We want the facts to fit the preconceptions. When they don't, it is easier to ignore the facts than to change the preconceptions.

When I realised that the vast majority of other people were too busy worrying about their own appearance/conversation topic/speaking voice to judge mine, and that random waiters, tellers or passers-by would forget me within a few minutes of seeing me, it was wonderfully liberating.

By the time you have paid enough attention to a work of art to know whether it was a waste of time to take seriously, it is already too late for the answer to be useful.
Here are mine:
Any seemingly objective statement of the facts is actually slanted by the speaker's bias.

The fact that a lot of people believe something isn't a sufficient reason for you to believe it.

The fact that you live in the country you live in, or have the parents you have, is arbitrary.

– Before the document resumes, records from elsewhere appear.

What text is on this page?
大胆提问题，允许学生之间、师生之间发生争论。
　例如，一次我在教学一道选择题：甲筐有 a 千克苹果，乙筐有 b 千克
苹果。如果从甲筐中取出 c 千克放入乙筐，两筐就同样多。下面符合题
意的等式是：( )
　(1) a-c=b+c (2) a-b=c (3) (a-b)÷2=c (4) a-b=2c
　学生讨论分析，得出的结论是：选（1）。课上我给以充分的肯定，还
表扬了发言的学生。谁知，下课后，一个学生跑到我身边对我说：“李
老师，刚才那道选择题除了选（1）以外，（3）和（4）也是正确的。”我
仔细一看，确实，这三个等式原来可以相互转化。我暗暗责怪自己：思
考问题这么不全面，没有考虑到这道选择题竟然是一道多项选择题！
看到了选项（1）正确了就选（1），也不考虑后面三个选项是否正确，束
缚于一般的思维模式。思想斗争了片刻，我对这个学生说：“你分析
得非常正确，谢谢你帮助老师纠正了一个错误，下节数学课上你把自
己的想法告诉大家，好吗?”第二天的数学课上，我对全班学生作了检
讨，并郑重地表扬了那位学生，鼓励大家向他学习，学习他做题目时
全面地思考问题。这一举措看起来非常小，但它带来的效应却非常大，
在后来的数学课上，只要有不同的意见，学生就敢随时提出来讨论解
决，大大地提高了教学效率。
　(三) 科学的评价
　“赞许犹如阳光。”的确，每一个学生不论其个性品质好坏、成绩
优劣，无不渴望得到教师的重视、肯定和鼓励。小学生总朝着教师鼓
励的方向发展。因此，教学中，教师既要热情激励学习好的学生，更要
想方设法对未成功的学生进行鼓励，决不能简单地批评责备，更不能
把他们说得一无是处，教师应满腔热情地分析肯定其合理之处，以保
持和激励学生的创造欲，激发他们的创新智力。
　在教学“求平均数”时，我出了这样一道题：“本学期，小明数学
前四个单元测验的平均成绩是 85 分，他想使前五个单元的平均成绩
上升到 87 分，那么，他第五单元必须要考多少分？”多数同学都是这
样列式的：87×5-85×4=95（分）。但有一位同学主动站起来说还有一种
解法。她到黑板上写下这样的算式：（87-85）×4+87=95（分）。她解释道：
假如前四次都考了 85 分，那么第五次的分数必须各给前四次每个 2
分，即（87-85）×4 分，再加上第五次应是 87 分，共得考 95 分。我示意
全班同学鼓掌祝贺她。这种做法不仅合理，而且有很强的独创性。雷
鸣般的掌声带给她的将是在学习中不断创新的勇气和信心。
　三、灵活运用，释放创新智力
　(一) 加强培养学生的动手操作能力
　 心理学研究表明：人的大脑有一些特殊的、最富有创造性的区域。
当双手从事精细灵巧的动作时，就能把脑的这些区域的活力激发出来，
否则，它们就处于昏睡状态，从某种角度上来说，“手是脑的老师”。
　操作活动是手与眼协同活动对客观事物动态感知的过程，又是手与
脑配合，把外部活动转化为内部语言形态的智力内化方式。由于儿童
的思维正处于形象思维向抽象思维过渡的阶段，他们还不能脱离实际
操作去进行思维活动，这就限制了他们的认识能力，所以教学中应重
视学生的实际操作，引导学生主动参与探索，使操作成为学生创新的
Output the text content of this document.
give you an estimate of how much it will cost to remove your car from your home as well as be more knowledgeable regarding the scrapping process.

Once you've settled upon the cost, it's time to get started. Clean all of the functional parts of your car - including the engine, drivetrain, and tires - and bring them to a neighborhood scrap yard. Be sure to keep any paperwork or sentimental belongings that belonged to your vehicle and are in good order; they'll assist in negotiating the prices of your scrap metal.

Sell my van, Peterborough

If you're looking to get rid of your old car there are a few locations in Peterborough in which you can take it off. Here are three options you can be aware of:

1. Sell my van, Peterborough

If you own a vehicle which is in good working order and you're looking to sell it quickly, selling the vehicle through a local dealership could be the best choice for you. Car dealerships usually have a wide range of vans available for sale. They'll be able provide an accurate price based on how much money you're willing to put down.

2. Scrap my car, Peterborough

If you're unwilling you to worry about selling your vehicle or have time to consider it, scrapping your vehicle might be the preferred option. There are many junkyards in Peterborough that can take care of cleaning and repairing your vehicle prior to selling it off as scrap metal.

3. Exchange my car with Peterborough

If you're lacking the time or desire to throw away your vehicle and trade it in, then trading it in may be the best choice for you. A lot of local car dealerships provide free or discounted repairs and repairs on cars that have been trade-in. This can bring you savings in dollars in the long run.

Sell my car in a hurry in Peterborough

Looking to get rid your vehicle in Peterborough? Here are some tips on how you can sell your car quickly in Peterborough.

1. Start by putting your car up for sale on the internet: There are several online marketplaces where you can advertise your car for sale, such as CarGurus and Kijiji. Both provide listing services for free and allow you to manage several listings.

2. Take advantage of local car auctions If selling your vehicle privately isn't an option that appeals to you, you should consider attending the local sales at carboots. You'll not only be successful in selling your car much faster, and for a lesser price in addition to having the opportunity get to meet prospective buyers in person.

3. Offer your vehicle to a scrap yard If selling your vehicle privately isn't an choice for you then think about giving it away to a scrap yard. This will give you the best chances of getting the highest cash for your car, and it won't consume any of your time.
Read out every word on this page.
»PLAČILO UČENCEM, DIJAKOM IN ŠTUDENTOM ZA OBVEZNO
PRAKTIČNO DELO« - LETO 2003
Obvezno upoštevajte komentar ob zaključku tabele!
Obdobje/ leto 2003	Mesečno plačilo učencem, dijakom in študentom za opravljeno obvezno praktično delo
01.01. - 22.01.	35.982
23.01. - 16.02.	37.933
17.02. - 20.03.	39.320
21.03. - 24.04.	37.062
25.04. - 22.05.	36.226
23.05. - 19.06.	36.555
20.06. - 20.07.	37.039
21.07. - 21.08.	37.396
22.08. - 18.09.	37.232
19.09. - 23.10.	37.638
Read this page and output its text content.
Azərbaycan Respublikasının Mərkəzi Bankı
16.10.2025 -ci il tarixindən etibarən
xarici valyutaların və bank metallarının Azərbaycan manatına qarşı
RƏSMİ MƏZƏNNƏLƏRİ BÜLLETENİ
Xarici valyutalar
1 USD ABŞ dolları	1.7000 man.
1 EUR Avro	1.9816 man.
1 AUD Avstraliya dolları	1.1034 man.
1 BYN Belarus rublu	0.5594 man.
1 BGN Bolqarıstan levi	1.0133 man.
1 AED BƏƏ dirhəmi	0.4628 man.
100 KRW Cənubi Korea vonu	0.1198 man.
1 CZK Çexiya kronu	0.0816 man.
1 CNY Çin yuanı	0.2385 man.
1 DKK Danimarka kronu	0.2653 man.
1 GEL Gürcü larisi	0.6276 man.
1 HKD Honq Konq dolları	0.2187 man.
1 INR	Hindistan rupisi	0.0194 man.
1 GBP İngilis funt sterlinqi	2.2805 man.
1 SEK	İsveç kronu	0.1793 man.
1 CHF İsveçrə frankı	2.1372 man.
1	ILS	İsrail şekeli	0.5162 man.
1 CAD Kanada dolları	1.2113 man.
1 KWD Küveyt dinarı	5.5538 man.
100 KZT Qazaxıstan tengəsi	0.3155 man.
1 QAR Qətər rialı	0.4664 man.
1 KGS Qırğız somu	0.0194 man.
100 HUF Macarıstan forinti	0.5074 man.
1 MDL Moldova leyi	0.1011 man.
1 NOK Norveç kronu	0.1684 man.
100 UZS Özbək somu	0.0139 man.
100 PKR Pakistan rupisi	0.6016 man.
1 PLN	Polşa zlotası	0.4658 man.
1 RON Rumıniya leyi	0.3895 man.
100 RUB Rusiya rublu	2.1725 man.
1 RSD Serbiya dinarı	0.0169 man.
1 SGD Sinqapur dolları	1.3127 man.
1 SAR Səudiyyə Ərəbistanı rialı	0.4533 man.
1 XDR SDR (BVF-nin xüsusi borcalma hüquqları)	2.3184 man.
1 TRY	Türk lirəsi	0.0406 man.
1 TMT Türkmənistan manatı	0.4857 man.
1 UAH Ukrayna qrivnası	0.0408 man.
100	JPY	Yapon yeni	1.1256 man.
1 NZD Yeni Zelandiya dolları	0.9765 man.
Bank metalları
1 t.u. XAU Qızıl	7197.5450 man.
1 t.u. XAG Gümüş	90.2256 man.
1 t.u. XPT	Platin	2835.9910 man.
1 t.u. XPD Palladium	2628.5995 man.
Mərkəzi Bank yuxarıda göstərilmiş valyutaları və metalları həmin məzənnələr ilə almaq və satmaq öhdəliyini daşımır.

Think about what's so taboo that it isn't said even though it's true; those things are especially worth thinking of for yourself, since you probably won't hear them said out loud.

Someone with a confident demeanor is trying to persuade; their demeanor doesn't prove they're correct.

The chances are slim that a whole social movement has gotten everything right.

Money is fungible. [And so are many other things.]

If the easy solution you thought of has never been successfully tried, there's probably a good reason for that.

Ask yourself why an intelligent person would disagree with you.